The recently completed trial, which investigated whether faecal transplants could be a feasible way of replenishing healthy gut bacteria in the hope of improving Parkinson’s symptoms, has found some promising results.

This trial is the result of an exciting collaboration between leading Australian biotechnology company BiomeBank; the Departments of Neurology, Nuclear Medicine and Gastroenterology within The Queen Elizabeth Hospital (TQEH) and Royal Adelaide Hospital (RAH); and The Hospital Research Foundation (THRF) Group.

There has been increasing evidence showing the link between Parkinson’s and gut health. Constipation affects 90 per cent of people living with Parkinson’s, and recent research has also indicated the microbiome within the gut may influence the response to existing therapies for the disease.

Associate Professor Robert Bryant (pictured above), co-founder and VP of Translational Medicine at BiomeBank and gastroenterologist at TQEH has shared some preliminary findings from the trial.

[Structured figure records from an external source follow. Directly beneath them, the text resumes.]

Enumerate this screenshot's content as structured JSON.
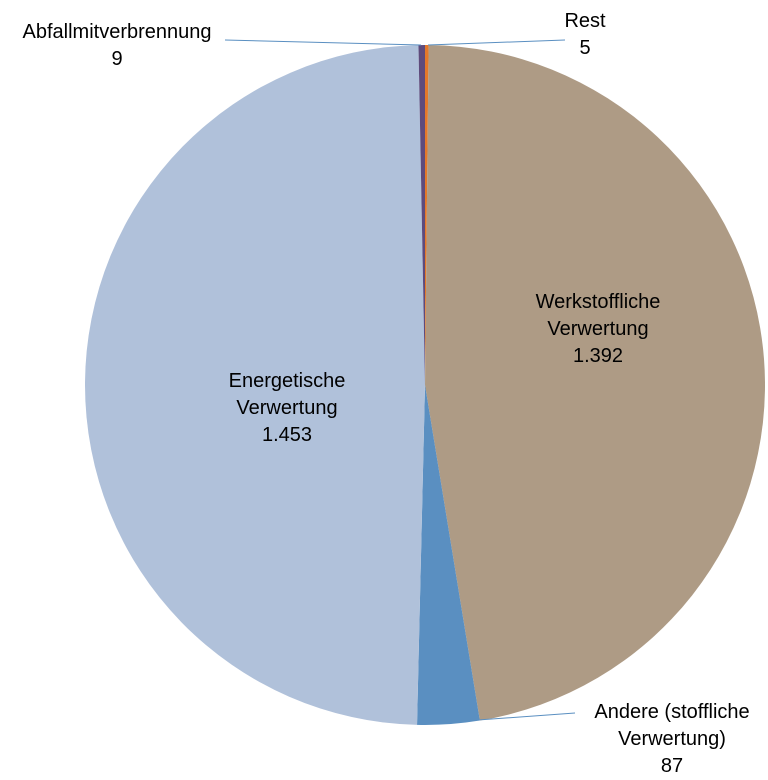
{
  "chart_data": {
    "type": "pie",
    "categories": [
      "Rest",
      "Werkstoffliche Verwertung",
      "Andere (stoffliche Verwertung)",
      "Energetische Verwertung",
      "Abfallmitverbrennung"
    ],
    "values": [
      5,
      1392,
      87,
      1453,
      9
    ],
    "value_labels": [
      "5",
      "1.392",
      "87",
      "1.453",
      "9"
    ],
    "colors": [
      "#e4782a",
      "#ae9b85",
      "#5a8fc1",
      "#b0c1da",
      "#5e4b7c"
    ]
  }
}
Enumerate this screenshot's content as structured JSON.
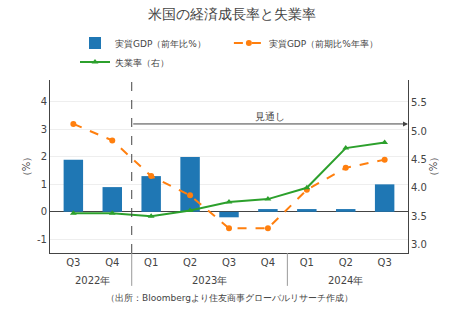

“We’ve had some exciting results from our trial including a decrease in symptoms such as depression and fatigue and an increase in quality of life and improved sleep after an initial course of faecal microbiota transplant therapy,” A/Prof Bryant said.

“Although we are still in the very early stages of finding out the effectiveness of faecal transplants, these preliminary findings are quite exciting for us.”

Dr Thomas Kimber

Co-researcher Dr Thomas Kimber, Neurologist at the RAH agreed: “This study’s results are preliminary, but we found signs of significant improvement in participants’ quality of life scores after 2 months’ treatment with faecal transplants.”

“We believe our findings are encouraging and support ongoing research into faecal transplants as a potential new approach for the management of Parkinson’s symptoms.”

A/Prof Bryant and Dr Kimber are grateful for the financial backing of leading Adelaide businessman Kevin Weeks, who lives with Parkinson’s and is on the Board of THRF Group charity Parkinson’s SA.

“I funded this trial because I want to back research that produces immediate improvements for people living with Parkinson’s.”

We look forward to sharing where these results take A/Prof Bryant and Dr Kimber.